You probably had heard that Yahoo! will close its Yahoo! Photos service on Thursday, September 20, 2007 at 9 p.m. PDT. I have a Yahoo! account but I do not use their Yahoo! Photo service. I use Flickr instead. Here are few notes you’re probably need to know:

  • Yahoo! will focus on Flickr. Yes, Yahoo! acquired Flickr two years ago. So, rather than having two photo sharing services, Yahoo! will only run one, that is Flickr. I believe it was not an easy decision. Once again, Yahoo! Photos service will be closed on September 20, 2007 at 9 p.m. PDT.
  • Before the service completely closed you have some options to keep your photos. You can choose from some other photo sharing services. They are: Flickr, Kodak Gallery, Shutterfly, Snapfish, and Photobucket.
  • You can also download all you photos (before you move your photos to other photo sharing services, or before Yahoo! Photos service completely closed).
  • You can buy an archive CD. This service is provided by Englaze Archive. You will be charged $6.95 for every 700 MB of photos (if you’re Yahoo! Photos users). This service only available for users who signup for New Yahoo! Photos service. It was introduced in August 2006. (Read Englaze FAQ)
  • If you have moved to other services, you can not access your Yahoo! Photos account anymore. You should choose the best option.
  • You need to wait until your photos transfered to new service you choose. It depends on how many users uses the other services. If your photos have been transfered, you will get notification emails. If you’re in the waiting list, just wait. Flickr probably the fastest service in the transition (yeah, Flickr is owned by Yahoo!).
  • During the transition, you will not be able to access your Yahoo! Photos account. If you have problems during the transition, the problem will be addressed to the target services, so you need to contact them directly.
  • If you give different photo permission (private, public, friends), all your photos will be flagged to “private”. So, you need to change the photo permission by yourself.
  • All other information e.g. Album Information, Photo Information, Photo Detail: EXIF data (camera type, resolution, size, etc.), and tags will be transfered. If your photos have comments, friends’ list, and smart albums; all these information will not be transfered.
  • Since you will be using other service, you need to follow its aggreements (storage and upload policies).
    • If you’re using Flickr’s free account, you can upload 100MB worth of photos each calendar month. And, photostream views limited to the 200 most recent images. If you have more than 200 photos, all of them will be stored. But, only 200 recent photos will be visible. (more info)
    • Kodak EasyShare Gallery provides free unlimited online photo storage to you for 12 months from the date you first upload an image to your account. (more info)
    • Snapfish offers free, unlimited storage of your online photos, whether they come from film you develop with us or from digital photos that you upload to your account.

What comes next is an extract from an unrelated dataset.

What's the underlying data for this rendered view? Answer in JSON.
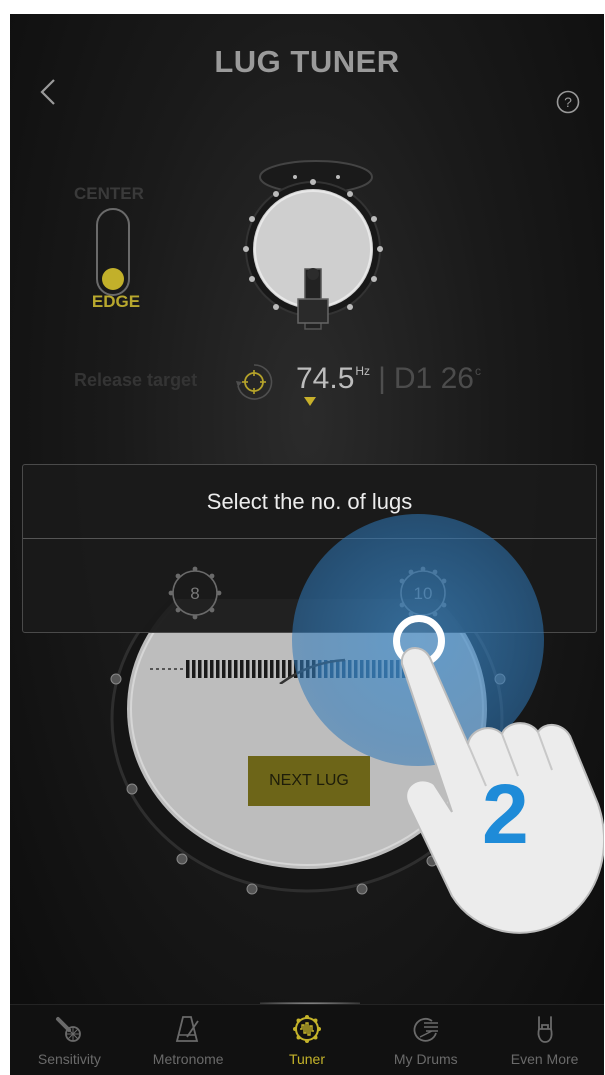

There is no limit to the number of rolls you can send in, nor is there a limit to the number of digital photos you can upload. You can have an unlimited number of albums and photos in your account. (more info)
    • Shutterfly offers free, unlimited storage. You can store as many pictures as you wish, with no fee to upload or store your pictures.
    • If you want to use Photobucket, you can read all Yahoo! Photo Migration FAQ.

Once again, I believe that this decision is not easy to make. For Yahoo! Photos users, it might be one thing they do not want to happen. Yahoo! runs the service, and it’s their decision. Like or not, we have to choose.